結果としては、完全にすべてを空で言えるくらい覚えていたわけではないけれど、歌なら歌いだしを聴けば口ずさめるくらいには覚えていて、そんな自分の記憶力に少し引きながらも(笑)、再演は再演として楽しむことができました。

アネモネ役は山下リオさんになり、アネモネのナンバーの曲調が変わったり、もちろん背格好も違うのでアネモネ像自体が変わっていたけれど、強い目をした凛としたアネモネがとても素敵だったなぁと思います。

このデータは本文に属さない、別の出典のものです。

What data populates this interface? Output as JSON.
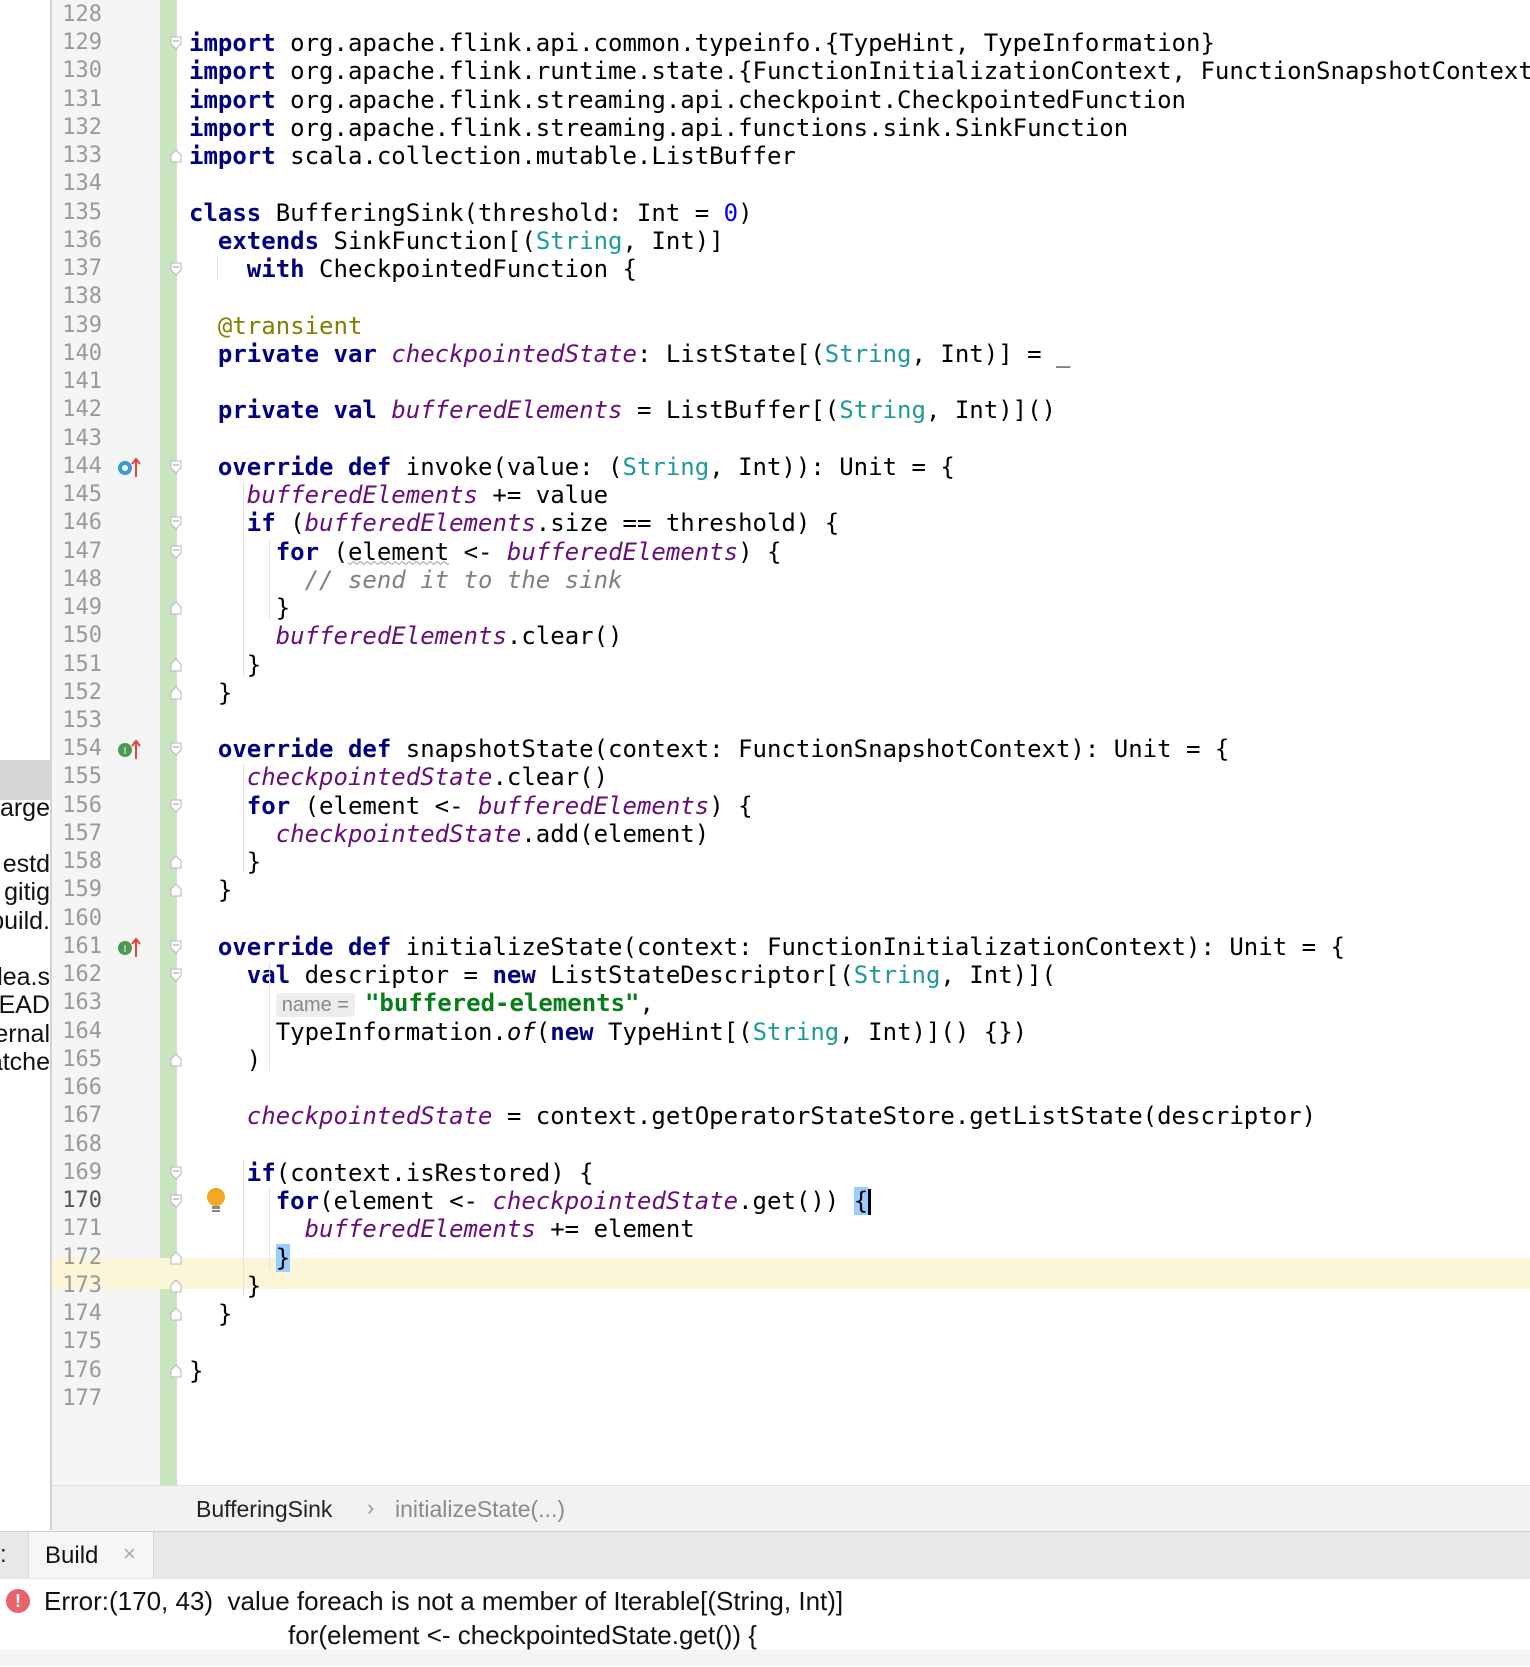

ガリバー(ぬいぐるみ)がいなかったのだけが寂しかったですが…(笑)

もちろん、アネモネだけではなくて、MADEの秋山くん・福士くんも今回から参加でしたが、素敵に演じられていましたし、続投のみなさんも初演のいいところはそのままに、パワーアップしたものを見せてくださっていました。

 

 

今回再演を観たことで、きっと私はこの作品の演出・脚本・音楽が全部好きで、もしハシとキクに新たなキャストを迎え、これから先も脈々と受け継がれる演目としてつづいていく未来がきたとしても、そのたびにドキドキしながら観に行って、それぞれの良さを認めていくのではないかと思いました。

演劇の作品のファンになるのははじめてかもしれません。

これからも音楽劇『コインロッカー・ベイビーズ』が語り継がれ、演じられ継がれていく作品であることを祈っています。